A project plan is being used widely in different projects and different disciplines to help the project team execute the project in time and within the predefined budget. Despite the fact that the project team members have used project plans, seen it or at least heard about it, many of them look at the project plan as a deliverable which should be created by the project planner for them and they can use it, without any input or effort in development of such an important project management tool. In the other words, still some project team members, and even project managers, look at the project plan as a product and not a process.
A close look at the steps in creation of a project plan makes it clear that we are facing a process not a product. One can summarize the most important steps in development of a project plan as follow:
- Defining the project goals, objectives, deliverables and scope of the work
- Determining project time frameworks, constraints and milestones
- Creating Product Breakdown Structure (PBS), Work Breakdown Structure (WBS), Organization Breakdown Structure (OBS) and Cost Breakdown Structure (CBS)
- Defining the required activities, resources, cost components and risks
- Making the preliminary project plan, communicating the results, implementing it and adjusting the plan
Plan, do, check, act
As it may be noticed in the above mentioned steps, creating the project plan requires different inputs from different departments. Project planners need to consider the initial assumptions regarding the important aspects of the project on the basis of project specifications and requirements, implement them in the preliminary version of the project plan, communicate them with the responsible departments and project team members, adjust the assumptions and implement new assumptions in the project plan and update it considering the latest adjustments. The picture below clarifies this process better.
Plan, Do, Check, Act cycle is a widely used procedure in the project management field. For the project plan, this process is of great importance. Only by implementing this process we can continuously improve the quality and usability of the project plan.
The other concept that can clearly describe project plan development process is the V-Model. This model is a graphical representation of the system or product development process (see figure below).
As it is shown in the figure above, development of a project plan can be illustrated by a V-model. In the left side of the V-model, the required steps for the creation of the preliminary project plan have been shown. At the bottom of the V-model, the preliminary project plan has been created and it is ready to be verified during the implementation phase. The right side of the V-model contains the required steps for the testing and integration of the project plan. Using the validations in different levels of this process is necessary for continuously improve the reliability and enhance the quality of the project plan.

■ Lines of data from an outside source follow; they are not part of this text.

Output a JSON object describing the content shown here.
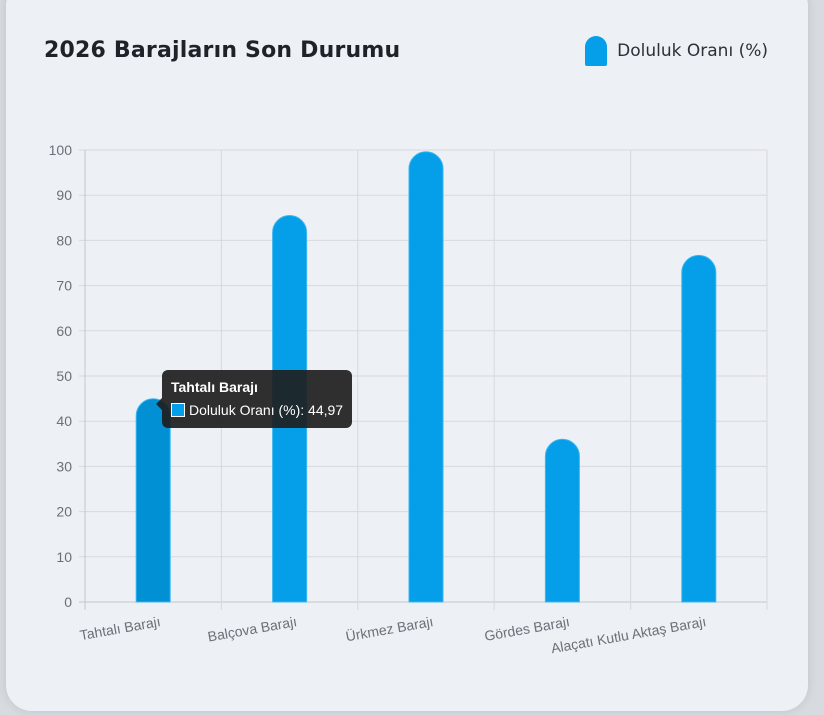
{
  "chart_title": "2026 Barajların Son Durumu",
  "colors": {
    "bar": "#049fe8",
    "bar_hover": "#0290d4",
    "grid": "#d6d9de",
    "axis": "#c3c7cd"
  },
  "tooltip": {
    "title": "Tahtalı Barajı",
    "label": "Doluluk Oranı (%)",
    "value": "44,97",
    "text": "Doluluk Oranı (%): 44,97"
  },
  "chart_data": {
    "type": "bar",
    "title": "2026 Barajların Son Durumu",
    "xlabel": "",
    "ylabel": "",
    "categories": [
      "Tahtalı Barajı",
      "Balçova Barajı",
      "Ürkmez Barajı",
      "Gördes Barajı",
      "Alaçatı Kutlu Aktaş Barajı"
    ],
    "series": [
      {
        "name": "Doluluk Oranı (%)",
        "values": [
          44.97,
          85.5,
          99.6,
          36.0,
          76.7
        ]
      }
    ],
    "ylim": [
      0,
      100
    ],
    "yticks": [
      "0",
      "10",
      "20",
      "30",
      "40",
      "50",
      "60",
      "70",
      "80",
      "90",
      "100"
    ],
    "grid": true,
    "legend_position": "top-right",
    "highlighted_index": 0
  }
}
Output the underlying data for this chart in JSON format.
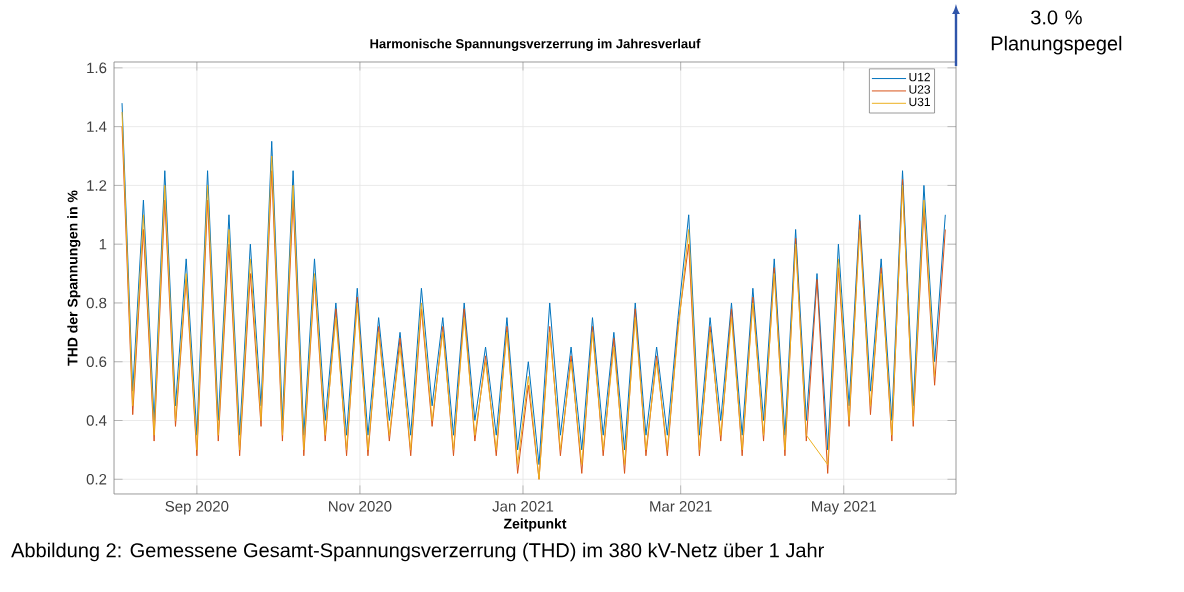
{
  "chart_data": {
    "type": "line",
    "title": "Harmonische Spannungsverzerrung im Jahresverlauf",
    "xlabel": "Zeitpunkt",
    "ylabel": "THD der Spannungen in %",
    "annotations": [
      "3.0 % Planungspegel",
      "Abbildung 2: Gemessene Gesamt-Spannungsverzerrung (THD) im 380 kV-Netz über 1 Jahr"
    ],
    "x": [
      "2020-08-04",
      "2020-08-08",
      "2020-08-12",
      "2020-08-16",
      "2020-08-20",
      "2020-08-24",
      "2020-08-28",
      "2020-09-01",
      "2020-09-05",
      "2020-09-09",
      "2020-09-13",
      "2020-09-17",
      "2020-09-21",
      "2020-09-25",
      "2020-09-29",
      "2020-10-03",
      "2020-10-07",
      "2020-10-11",
      "2020-10-15",
      "2020-10-19",
      "2020-10-23",
      "2020-10-27",
      "2020-10-31",
      "2020-11-04",
      "2020-11-08",
      "2020-11-12",
      "2020-11-16",
      "2020-11-20",
      "2020-11-24",
      "2020-11-28",
      "2020-12-02",
      "2020-12-06",
      "2020-12-10",
      "2020-12-14",
      "2020-12-18",
      "2020-12-22",
      "2020-12-26",
      "2020-12-30",
      "2021-01-03",
      "2021-01-07",
      "2021-01-11",
      "2021-01-15",
      "2021-01-19",
      "2021-01-23",
      "2021-01-27",
      "2021-01-31",
      "2021-02-04",
      "2021-02-08",
      "2021-02-12",
      "2021-02-16",
      "2021-02-20",
      "2021-02-24",
      "2021-02-28",
      "2021-03-04",
      "2021-03-08",
      "2021-03-12",
      "2021-03-16",
      "2021-03-20",
      "2021-03-24",
      "2021-03-28",
      "2021-04-01",
      "2021-04-05",
      "2021-04-09",
      "2021-04-13",
      "2021-04-17",
      "2021-04-21",
      "2021-04-25",
      "2021-04-29",
      "2021-05-03",
      "2021-05-07",
      "2021-05-11",
      "2021-05-15",
      "2021-05-19",
      "2021-05-23",
      "2021-05-27",
      "2021-05-31",
      "2021-06-04",
      "2021-06-08"
    ],
    "series": [
      {
        "name": "U12",
        "color": "#0072bd",
        "values": [
          1.48,
          0.5,
          1.15,
          0.4,
          1.25,
          0.45,
          0.95,
          0.35,
          1.25,
          0.4,
          1.1,
          0.35,
          1.0,
          0.45,
          1.35,
          0.4,
          1.25,
          0.35,
          0.95,
          0.4,
          0.8,
          0.35,
          0.85,
          0.35,
          0.75,
          0.4,
          0.7,
          0.35,
          0.85,
          0.45,
          0.75,
          0.35,
          0.8,
          0.4,
          0.65,
          0.35,
          0.75,
          0.3,
          0.6,
          0.25,
          0.8,
          0.35,
          0.65,
          0.3,
          0.75,
          0.35,
          0.7,
          0.3,
          0.8,
          0.35,
          0.65,
          0.35,
          0.75,
          1.1,
          0.35,
          0.75,
          0.4,
          0.8,
          0.35,
          0.85,
          0.4,
          0.95,
          0.35,
          1.05,
          0.4,
          0.9,
          0.3,
          1.0,
          0.45,
          1.1,
          0.5,
          0.95,
          0.4,
          1.25,
          0.45,
          1.2,
          0.6,
          1.1
        ]
      },
      {
        "name": "U23",
        "color": "#d95319",
        "values": [
          1.4,
          0.42,
          1.05,
          0.33,
          1.15,
          0.38,
          0.88,
          0.28,
          1.15,
          0.33,
          1.0,
          0.28,
          0.9,
          0.38,
          1.25,
          0.33,
          1.15,
          0.28,
          0.88,
          0.33,
          0.78,
          0.28,
          0.82,
          0.28,
          0.72,
          0.33,
          0.68,
          0.28,
          0.78,
          0.38,
          0.72,
          0.28,
          0.78,
          0.33,
          0.62,
          0.28,
          0.72,
          0.22,
          0.52,
          0.2,
          0.72,
          0.28,
          0.62,
          0.22,
          0.72,
          0.28,
          0.68,
          0.22,
          0.78,
          0.28,
          0.62,
          0.28,
          0.72,
          1.0,
          0.28,
          0.72,
          0.33,
          0.78,
          0.28,
          0.82,
          0.33,
          0.92,
          0.28,
          1.02,
          0.33,
          0.88,
          0.22,
          0.92,
          0.38,
          1.08,
          0.42,
          0.92,
          0.33,
          1.22,
          0.38,
          1.12,
          0.52,
          1.05
        ]
      },
      {
        "name": "U31",
        "color": "#edb120",
        "values": [
          1.45,
          0.45,
          1.1,
          0.35,
          1.2,
          0.4,
          0.9,
          0.3,
          1.2,
          0.35,
          1.05,
          0.3,
          0.95,
          0.4,
          1.3,
          0.35,
          1.2,
          0.3,
          0.9,
          0.35,
          0.75,
          0.3,
          0.8,
          0.3,
          0.7,
          0.35,
          0.65,
          0.3,
          0.8,
          0.4,
          0.7,
          0.3,
          0.75,
          0.35,
          0.6,
          0.3,
          0.7,
          0.25,
          0.55,
          0.2,
          0.7,
          0.3,
          0.6,
          0.25,
          0.7,
          0.3,
          0.65,
          0.25,
          0.75,
          0.3,
          0.6,
          0.3,
          0.7,
          1.05,
          0.3,
          0.7,
          0.35,
          0.75,
          0.3,
          0.8,
          0.35,
          0.9,
          0.3,
          1.0,
          0.35,
          null,
          0.25,
          0.95,
          0.4,
          1.05,
          0.45,
          0.9,
          0.35,
          1.2,
          0.4,
          1.15,
          0.55,
          null
        ]
      }
    ],
    "xlim": [
      "2020-08-01",
      "2021-06-12"
    ],
    "xticks": [
      {
        "value": "2020-09-01",
        "label": "Sep 2020"
      },
      {
        "value": "2020-11-01",
        "label": "Nov 2020"
      },
      {
        "value": "2021-01-01",
        "label": "Jan 2021"
      },
      {
        "value": "2021-03-01",
        "label": "Mar 2021"
      },
      {
        "value": "2021-05-01",
        "label": "May 2021"
      }
    ],
    "ylim": [
      0.15,
      1.62
    ],
    "yticks": [
      0.2,
      0.4,
      0.6,
      0.8,
      1,
      1.2,
      1.4,
      1.6
    ],
    "grid": true,
    "legend": "top right"
  }
}
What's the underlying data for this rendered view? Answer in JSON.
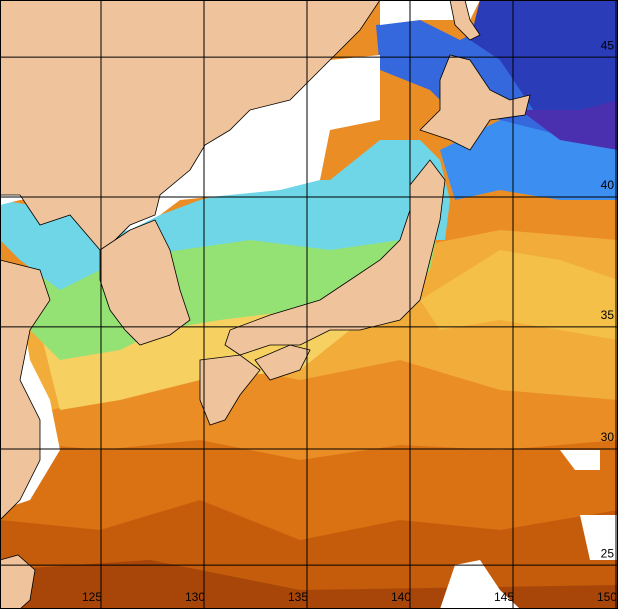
{
  "map": {
    "lon_labels": [
      "125",
      "130",
      "135",
      "140",
      "145",
      "150"
    ],
    "lat_labels": [
      "25",
      "30",
      "35",
      "40",
      "45"
    ]
  }
}
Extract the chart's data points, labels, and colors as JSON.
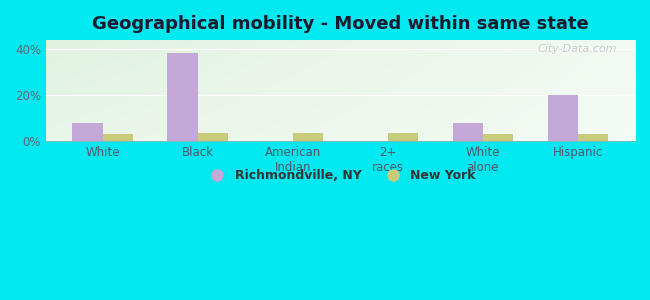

In short, project plan should be treated as a process instead of a product. Approaching the project plan as a process in a project team and following an organized and well-defined procedure in development of it can have a significant effect on the final outcome of the project. Project team members should recognize that their cooperation and inputs in development of the project plan is very vital, not only in start of the project, but also during the life cycle of the project where the project plan is updated regularly.